The United Nations declared 2011 “The International Year of the Forests” to draw global attention to the immense importance of these habitats for our planet and humanity. Forests play an essential role in the Earth’s climatic and weather system. They regulate the natural water cycle and air exchange, they are enormous carbon stores and habitats of irreplaceable biodiversity in both fauna and flora. And more people are economically dependent on the forests than most of us think.
Public interest in the forests is high anyway in Germany. The Müritz National Park, for example, attracts over half a million visitors a year. In this International Year of the Forests their curiosity is catered for with a wealth of additional forest experiences. 5,000 events are taking place all over Germany under the aegis of the Federal Ministry of Food, Agriculture and Consumer Protection: hiking trips, guided tours of the forest, concerts, tree plantings. To close the year, the German Historical Museum in Berlin is opening an exhibition on 2 December, 2011, called: “The German Forest – A Cultural History”, showing the world of the forest in literature and painting, a staged and at times overloaded “ideal picture of nature” (open until 4 March, 2012).
The Germans are probably so forest-conscious because they use the “green lung” extensively for recreation and sport. According to a survey, 50 percent of people in Germany spend time in the forest at least once every two weeks. Whether it’s jogging, hiking or strolling, they seek relaxation here from the hectic daily grind. What scientists would refer to the unique forest climate, they simply call “getting some fresh air”: protection against sun and noise, a pleasant level of humidity and much more.

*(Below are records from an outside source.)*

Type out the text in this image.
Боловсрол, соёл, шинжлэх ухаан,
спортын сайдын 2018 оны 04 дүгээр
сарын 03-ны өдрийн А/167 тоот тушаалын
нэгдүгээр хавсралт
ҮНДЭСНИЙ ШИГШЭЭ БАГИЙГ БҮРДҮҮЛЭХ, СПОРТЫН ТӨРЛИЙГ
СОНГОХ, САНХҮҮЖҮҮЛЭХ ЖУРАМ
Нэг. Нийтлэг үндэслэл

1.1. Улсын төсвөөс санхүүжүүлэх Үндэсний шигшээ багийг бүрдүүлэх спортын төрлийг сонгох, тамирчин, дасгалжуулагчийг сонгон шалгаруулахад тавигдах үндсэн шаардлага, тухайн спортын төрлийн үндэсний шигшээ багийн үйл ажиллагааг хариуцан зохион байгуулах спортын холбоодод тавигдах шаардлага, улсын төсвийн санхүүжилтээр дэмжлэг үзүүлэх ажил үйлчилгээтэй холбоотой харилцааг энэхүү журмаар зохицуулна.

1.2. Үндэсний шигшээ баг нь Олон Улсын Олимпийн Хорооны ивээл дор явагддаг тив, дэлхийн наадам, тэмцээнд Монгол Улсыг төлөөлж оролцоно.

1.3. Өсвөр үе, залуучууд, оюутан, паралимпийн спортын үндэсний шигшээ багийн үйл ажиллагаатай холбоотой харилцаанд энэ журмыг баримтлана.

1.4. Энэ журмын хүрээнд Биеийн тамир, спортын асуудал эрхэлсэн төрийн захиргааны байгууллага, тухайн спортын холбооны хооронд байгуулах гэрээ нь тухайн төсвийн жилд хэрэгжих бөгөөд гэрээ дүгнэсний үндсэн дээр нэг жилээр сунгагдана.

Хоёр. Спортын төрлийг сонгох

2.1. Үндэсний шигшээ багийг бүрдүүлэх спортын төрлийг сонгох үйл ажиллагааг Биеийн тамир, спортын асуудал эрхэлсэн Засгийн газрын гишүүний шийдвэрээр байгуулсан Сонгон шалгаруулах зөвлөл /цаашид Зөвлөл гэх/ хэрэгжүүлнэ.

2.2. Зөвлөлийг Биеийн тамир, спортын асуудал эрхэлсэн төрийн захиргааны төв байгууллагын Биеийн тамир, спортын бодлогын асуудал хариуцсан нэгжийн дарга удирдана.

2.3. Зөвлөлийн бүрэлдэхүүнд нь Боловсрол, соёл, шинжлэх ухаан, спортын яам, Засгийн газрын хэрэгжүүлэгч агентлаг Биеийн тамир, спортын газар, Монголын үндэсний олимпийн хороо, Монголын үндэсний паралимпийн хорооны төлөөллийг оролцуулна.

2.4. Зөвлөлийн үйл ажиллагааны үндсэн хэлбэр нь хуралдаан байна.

Forestry and timber are among the largest sectors of the German economy. A headcount of about 1.2 million and an annual turnover of 170 billion euros are astonishing figures. Germany is among the most densely wooded countries in Europe. Every second, the trees here produce the equivalent of a wooden cube with an edge length of 1.55 metres. German forests are not overused, and growth exceeds the harvest, so that reserves are still available for wood-based power generation. The ways in which the forests are used could soon change significantly. Wood is at the focus of attention, particularly in the context of climate change. Its increased use in construction, energy generation in biomass power stations, wood-fired heating and many consumer goods can and should help improve the carbon balance. As an energy source, wood offers all the advantages of a renewable resource.
Forests, both in Germany and worldwide, will be among the important working areas of the future. However, trees have a different timescale from humans; they grow over decades and centuries. This means that fundamental decisions have to be made today. Wood has become a complicated subject. The best cure that can be recommended for those who “can’t see the wood for the trees” is to seek relaxation and orientation by taking an extensive walk – between the tree trunks beneath the protective roof of a beech forest.